Our DNS server was being used as an attack vector against primarily Chinese 
servers. DNS by preference uses UDP packets instead of TCP packets. The UDP 
protocol is much faster than TCP, but unlike TCP it does not perform a 
handshake. It is essentially one way communication with no confirmation of 
receipt. Because of that, it is possible to fake the sender IP address, and 
this is what the attackers were doing. A 128 byte request was causing a 388 
byte invalid response to be sent to the target server. By enlisting many 
hacked computers, the attackers could overwhelm the target. Because the 
hackers were sending false source information to legitimate DNS servers, it 
was difficult to track the actual source. 

Our DNS server has the capability to block source addresses that send too many 
requests per second, but it was getting to be a pain to update the list, and 
the list itself was getting quite long. So I set about to design a filter. 
For this purpose I am using the Windows Packet Filter Kit from NT Kernel 
Resources. This high performance packet filtering framework hooks the NDIS 
(Network Driver Interface Specification) driver in your Windows Operating 
System. This allows me to inspect each packet and only target incoming Port 
53 UDP packets for further processing. A 20 element cache is maintained with 
the Source IP Address, the Question Type, the Question, and a Timeout. When 
a DNS request is received, the program checks the cache and if does not exist 
or is timed out, it is added with the maximun timeout. If it already exists, 
the timeout is reset to the maximum and the record dropped.
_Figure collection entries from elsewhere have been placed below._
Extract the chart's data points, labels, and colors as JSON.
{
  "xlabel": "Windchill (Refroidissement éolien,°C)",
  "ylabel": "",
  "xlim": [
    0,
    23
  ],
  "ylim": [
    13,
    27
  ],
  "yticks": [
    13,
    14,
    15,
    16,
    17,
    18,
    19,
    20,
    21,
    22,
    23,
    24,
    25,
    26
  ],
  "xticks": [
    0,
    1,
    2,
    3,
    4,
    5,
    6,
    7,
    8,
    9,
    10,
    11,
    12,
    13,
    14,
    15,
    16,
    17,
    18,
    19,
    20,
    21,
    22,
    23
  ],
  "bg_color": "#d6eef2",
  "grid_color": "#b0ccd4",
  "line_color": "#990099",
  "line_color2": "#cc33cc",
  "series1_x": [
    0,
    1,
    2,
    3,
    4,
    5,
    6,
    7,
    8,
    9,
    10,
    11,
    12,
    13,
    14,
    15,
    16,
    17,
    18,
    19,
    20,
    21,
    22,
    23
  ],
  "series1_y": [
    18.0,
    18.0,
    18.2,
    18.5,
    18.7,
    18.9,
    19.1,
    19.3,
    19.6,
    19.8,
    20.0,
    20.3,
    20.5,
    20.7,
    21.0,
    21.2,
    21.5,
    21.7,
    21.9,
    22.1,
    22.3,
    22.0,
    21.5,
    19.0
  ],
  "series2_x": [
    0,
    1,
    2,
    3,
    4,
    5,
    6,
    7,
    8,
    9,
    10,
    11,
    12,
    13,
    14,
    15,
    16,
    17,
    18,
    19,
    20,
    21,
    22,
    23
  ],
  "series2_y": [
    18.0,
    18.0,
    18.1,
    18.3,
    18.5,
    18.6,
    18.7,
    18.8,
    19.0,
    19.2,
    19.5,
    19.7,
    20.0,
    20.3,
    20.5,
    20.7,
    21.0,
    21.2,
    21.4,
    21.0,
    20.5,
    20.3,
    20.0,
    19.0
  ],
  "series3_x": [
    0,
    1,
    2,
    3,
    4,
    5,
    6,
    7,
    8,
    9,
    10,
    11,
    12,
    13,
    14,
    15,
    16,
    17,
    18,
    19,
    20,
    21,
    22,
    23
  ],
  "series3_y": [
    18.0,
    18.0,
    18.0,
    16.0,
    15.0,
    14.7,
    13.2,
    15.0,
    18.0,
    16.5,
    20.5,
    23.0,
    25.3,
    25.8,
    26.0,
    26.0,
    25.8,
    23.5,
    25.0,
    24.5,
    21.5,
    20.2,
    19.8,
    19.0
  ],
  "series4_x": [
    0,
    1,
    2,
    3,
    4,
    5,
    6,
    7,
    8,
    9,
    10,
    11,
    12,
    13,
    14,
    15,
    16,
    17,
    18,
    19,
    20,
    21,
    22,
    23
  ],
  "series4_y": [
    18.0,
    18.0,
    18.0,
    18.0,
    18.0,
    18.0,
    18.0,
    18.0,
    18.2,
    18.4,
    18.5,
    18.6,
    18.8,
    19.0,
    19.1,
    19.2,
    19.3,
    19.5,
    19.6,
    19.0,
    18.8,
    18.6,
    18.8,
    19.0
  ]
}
A timer decrements 
the timeout values every second.

The hackers eventually figured out how to get around the filter. Instead of just 
repeating the same false request, they would just send a slightly different 
request each time. So this version has the added ability to block known abusers.
The first time the service is activated, it creates a file in the same directory 
as the service called "DropList.txt". You can add IPv4 addresses to this list, 
and then restart the server. Requests from any server on this list will simply 
be dropped.

I had considered building this progam some time ago because some abusive DNS 
servers were using brute force by sending multiple requests for the same thing. 
The worst offender recently has been Hetzner Online GmbH (hetzner.de), which 
not only sent multiple requests from the same server, but also used multiple 
servers for the same thing. These hackers only served to elevate the priority.

To run as a Service, the program must not make any attempt to display to the 
Desktop, as this can cause the operating system to get into an endless loop 
when the user is logged off and the desktop is not available. All potential 
errors must be trapped, and logged to the Event or other log.
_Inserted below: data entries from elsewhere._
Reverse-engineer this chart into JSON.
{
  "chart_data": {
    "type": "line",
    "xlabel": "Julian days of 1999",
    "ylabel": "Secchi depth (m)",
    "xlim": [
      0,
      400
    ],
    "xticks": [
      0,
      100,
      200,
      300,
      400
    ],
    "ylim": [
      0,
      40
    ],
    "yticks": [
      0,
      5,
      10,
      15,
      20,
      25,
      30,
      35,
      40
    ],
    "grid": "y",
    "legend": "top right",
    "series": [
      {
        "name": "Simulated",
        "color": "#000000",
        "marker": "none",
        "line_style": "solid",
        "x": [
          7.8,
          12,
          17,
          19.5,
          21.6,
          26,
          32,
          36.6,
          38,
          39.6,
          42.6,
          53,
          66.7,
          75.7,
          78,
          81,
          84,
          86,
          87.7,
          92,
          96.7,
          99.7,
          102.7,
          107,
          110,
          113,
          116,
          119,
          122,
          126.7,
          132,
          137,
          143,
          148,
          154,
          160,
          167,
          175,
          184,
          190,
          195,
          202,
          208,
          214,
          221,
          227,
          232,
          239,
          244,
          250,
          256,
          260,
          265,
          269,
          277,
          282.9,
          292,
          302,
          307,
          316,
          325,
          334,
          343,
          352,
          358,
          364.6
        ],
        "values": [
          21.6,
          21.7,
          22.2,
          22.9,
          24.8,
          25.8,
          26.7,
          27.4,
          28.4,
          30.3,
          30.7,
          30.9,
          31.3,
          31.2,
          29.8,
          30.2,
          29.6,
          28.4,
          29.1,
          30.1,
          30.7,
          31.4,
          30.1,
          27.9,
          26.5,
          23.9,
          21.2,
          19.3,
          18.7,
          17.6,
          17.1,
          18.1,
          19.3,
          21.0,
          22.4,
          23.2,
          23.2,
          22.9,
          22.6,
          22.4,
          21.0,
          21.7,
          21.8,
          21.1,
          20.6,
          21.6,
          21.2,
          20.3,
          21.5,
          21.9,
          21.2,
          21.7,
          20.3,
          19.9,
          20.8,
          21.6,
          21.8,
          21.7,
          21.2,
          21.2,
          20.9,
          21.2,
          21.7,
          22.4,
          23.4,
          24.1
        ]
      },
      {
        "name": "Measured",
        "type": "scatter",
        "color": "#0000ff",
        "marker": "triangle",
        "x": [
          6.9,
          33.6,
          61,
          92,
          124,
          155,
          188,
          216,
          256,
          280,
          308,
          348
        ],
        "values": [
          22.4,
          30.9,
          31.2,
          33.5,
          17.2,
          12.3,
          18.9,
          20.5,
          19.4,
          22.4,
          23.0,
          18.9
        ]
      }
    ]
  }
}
The Service version of DNS Filter not only requires the WinpkFilter from NT 
Kernel Resources (free for personal use) but also the NT Service Control from 
Microsoft (freely available). So far, Version 2.5 has been tested on Windows Vista.
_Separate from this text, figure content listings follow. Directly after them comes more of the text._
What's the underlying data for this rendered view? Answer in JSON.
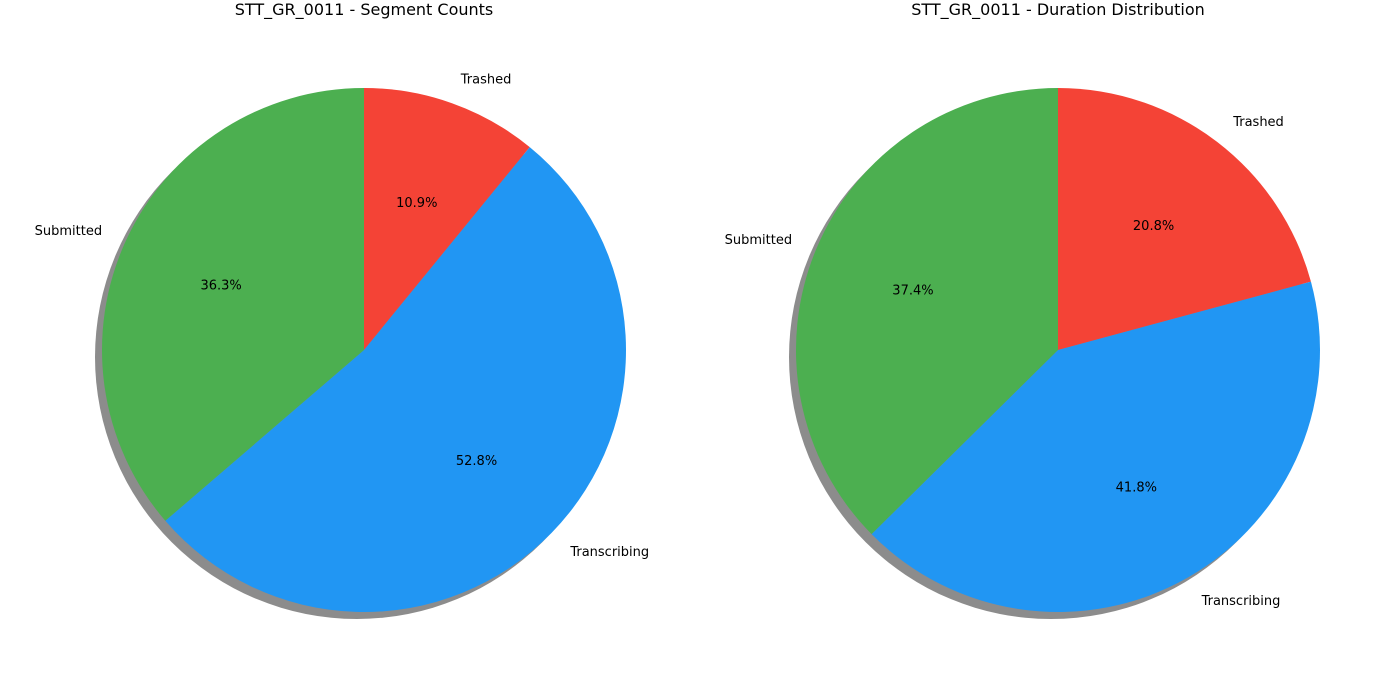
{
  "chart_data": [
    {
      "type": "pie",
      "title": "STT_GR_0011 - Segment Counts",
      "categories": [
        "Trashed",
        "Transcribing",
        "Submitted"
      ],
      "values": [
        10.9,
        52.8,
        36.3
      ],
      "value_labels": [
        "10.9%",
        "52.8%",
        "36.3%"
      ],
      "colors": [
        "#f44336",
        "#2196f3",
        "#4caf50"
      ],
      "start_angle_deg": 90,
      "direction": "clockwise",
      "shadow": true,
      "legend": "none"
    },
    {
      "type": "pie",
      "title": "STT_GR_0011 - Duration Distribution",
      "categories": [
        "Trashed",
        "Transcribing",
        "Submitted"
      ],
      "values": [
        20.8,
        41.8,
        37.4
      ],
      "value_labels": [
        "20.8%",
        "41.8%",
        "37.4%"
      ],
      "colors": [
        "#f44336",
        "#2196f3",
        "#4caf50"
      ],
      "start_angle_deg": 90,
      "direction": "clockwise",
      "shadow": true,
      "legend": "none"
    }
  ]
}
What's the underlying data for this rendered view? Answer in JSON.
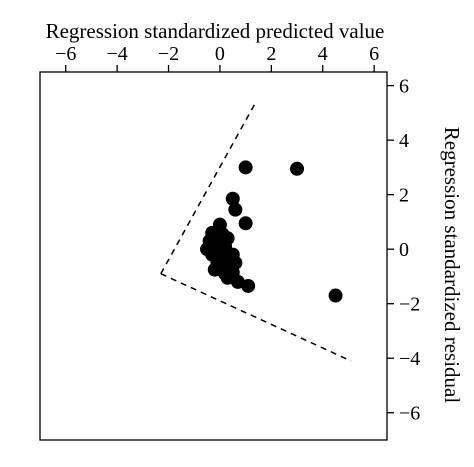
{
  "chart_data": {
    "type": "scatter",
    "title": "",
    "xlabel": "Regression standardized predicted value",
    "ylabel": "Regression standardized residual",
    "xlim": [
      -7,
      6.5
    ],
    "ylim": [
      -7,
      6.5
    ],
    "x_ticks": [
      -6,
      -4,
      -2,
      0,
      2,
      4,
      6
    ],
    "x_tick_labels": [
      "−6",
      "−4",
      "−2",
      "0",
      "2",
      "4",
      "6"
    ],
    "y_ticks": [
      6,
      4,
      2,
      0,
      -2,
      -4,
      -6
    ],
    "y_tick_labels": [
      "6",
      "4",
      "2",
      "0",
      "−2",
      "−4",
      "−6"
    ],
    "x_axis_position": "top",
    "y_axis_position": "right",
    "grid": false,
    "legend": "none",
    "point_color": "#000000",
    "dashed_funnel": {
      "style": "dashed",
      "vertex": {
        "x": -2.3,
        "y": -0.9
      },
      "upper_end": {
        "x": 1.4,
        "y": 5.4
      },
      "lower_end": {
        "x": 5.1,
        "y": -4.1
      }
    },
    "points": [
      {
        "x": 1.0,
        "y": 3.0
      },
      {
        "x": 3.0,
        "y": 2.95
      },
      {
        "x": 0.5,
        "y": 1.85
      },
      {
        "x": 0.6,
        "y": 1.45
      },
      {
        "x": 1.0,
        "y": 0.95
      },
      {
        "x": 0.0,
        "y": 0.9
      },
      {
        "x": -0.3,
        "y": 0.6
      },
      {
        "x": 0.1,
        "y": 0.55
      },
      {
        "x": -0.4,
        "y": 0.3
      },
      {
        "x": 0.3,
        "y": 0.4
      },
      {
        "x": -0.2,
        "y": 0.2
      },
      {
        "x": 0.2,
        "y": 0.1
      },
      {
        "x": -0.5,
        "y": 0.0
      },
      {
        "x": 0.0,
        "y": -0.05
      },
      {
        "x": -0.3,
        "y": -0.2
      },
      {
        "x": 0.1,
        "y": -0.3
      },
      {
        "x": 0.5,
        "y": -0.2
      },
      {
        "x": -0.1,
        "y": -0.45
      },
      {
        "x": 0.3,
        "y": -0.6
      },
      {
        "x": 0.6,
        "y": -0.5
      },
      {
        "x": -0.2,
        "y": -0.75
      },
      {
        "x": 0.2,
        "y": -0.9
      },
      {
        "x": 0.5,
        "y": -0.85
      },
      {
        "x": 0.3,
        "y": -1.05
      },
      {
        "x": 0.7,
        "y": -1.2
      },
      {
        "x": 1.1,
        "y": -1.35
      },
      {
        "x": 4.5,
        "y": -1.7
      }
    ]
  }
}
It consists of 2 programs; one is the actual service, and the other to load 
and manage the Service. Although the service can install itself, the management 
program is needed to store a couple of paramters. Saving the GUID of the 
Ethernet Interface is necessary because the order in which the Interfaces are 
loaded changes with every boot. Because the Service runs in Session 0, the 
Registry values must be placed in the Registry in a location that allows System 
access. The same applies to the Log Files. They are placed in the 
%SystemRoot%\System32\Logfiles\DNS\ directory. Because the management program 
runs in Session 1 or more, it has no actual interaction with the service. It 
deals entirely with the Service Manager. I used to use the System Tray for 
interaction between a service and the desktop, but that is now difficult to 
do with Session Isolation. I also used to use the Dart Service Control (which 
I prefer), but that requires the user to purchase a license.

So how can you tell if the program is doing anything. To test the DNS Filter, 
I have included a small test program called TestDNS.exe. It doesn't do much but 
listen on port 53 for UDP packets. When it receives a DNS query, it places the 
name queried in the Text Box. Run the Filter and Test program on one machine, 
and go to another machine on your network and run "Nslookup" in the command mode. 
Change the server to the IP address where the Test program is running, and enter 
a domain to query. The Test program will not provide a response, but you should 
see a single query (not 2). Use the F3 key to query the same name again. You 
should still see only one query in the Test program. Wait at least 30 seconds 
and try again. You should now see a second query.

Note: DNSFilSvc was designed to be run in Development mode as well as a Service. 
To compile the service, change the IsService flag to True.